What’s the news: The corporations that own CNN, CBS, TNT, TBS and other major broadcasting brands have announced that they will not air advertisements for e-cigarettes amid the ongoing investigation of vaping-related lung illnesses that have sickened hundreds of Americans and killed seven people.
But that does not go far enough, say the nation’s physicians.
“The use of e-cigarettes by young people is a growing public health epidemic that must be addressed. That’s why we’re calling on media organizations to help us promote public health and reject any advertisements that market e-cigarette products to youth,” said AMA President Patrice A. Harris, MD, MA.
“While we’re pleased to see some media companies denying e-cigarette product ads during the current lung illness outbreak, we also encourage them and others to extend bans on e-cigarette product ads beyond the outbreak to help stem the rising use of these products among youth,” Dr. Harris added.

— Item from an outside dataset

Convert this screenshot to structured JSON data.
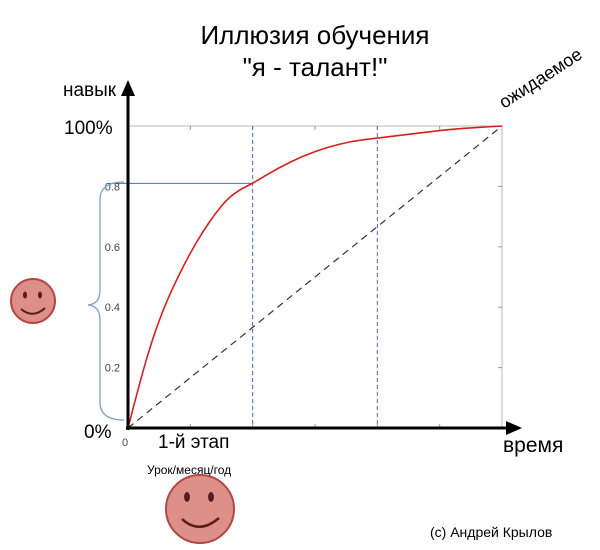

Why it matters for patients and physicians: As of 2016, about 80% of U.S. middle- and high-school students came across advertisements for e-cigarettes, says a March 16, 2018, Morbidity and Mortality Weekly report, “Exposure to Electronic Cigarette Advertising Among Middle and High School Students—United States, 2014–2016.”
About 70% of these students saw e-cigarette advertising in retail stores, roughly 40% saw the ads on the internet or on TV, and about 25% saw e-cigarette ads in newspapers or magazines.
The ads appear to be having an impact, judging from the results of a national survey of 42,531 eighth–12th graders finding that 40% of 12th-graders have ever vaped nicotine. Additionally, 25.4% of high-school seniors have vaped nicotine in the last month. These figures have grown dramatically, with past-month nicotine vaping skyrocketing 131% among high-school seniors in just two years, says the survey, “Trends in Adolescent Vaping, 2017–2019,” published in The New England Journal of Medicine.
“Current efforts by the vaping industry, government agencies, and schools have thus far proved insufficient to stop the rapid spread of nicotine vaping among adolescents,” wrote the University of Michigan and University of Minnesota researchers behind the survey.
“Of particular concern,” they added, “are the accompanying increases in the proportions of youth who are physically addicted to nicotine, an addiction that is very difficult to overcome once established.”
And vaping-fed nicotine dependence can lead to an even worse habit. “Use of e-cigarettes, hookah, noncigarette combustible tobacco or smokeless tobacco by youth is associated with cigarette smoking one year later,” notes a 2018 AMA Council on Science and Public Health report.
In January, Juul—the San Francisco-based company that has a 75% share of the U.S. e-cigarette market—announced a $10 million TV advertising campaign.
What’s next: The AMA has long called for e-cigarettes to have the same marketing and sales restrictions that are applied to tobacco cigarettes, including bans on TV advertising. The AMA will continue to support policies and regulations aimed at preventing another generation of Americans from becoming dependent on nicotine.
The AMA supports H.R. 4249, the “Stop Vaping Ads Act of 2019,” and urges Congress to take swift action to adopt legislation to ban e-cigarette product ads.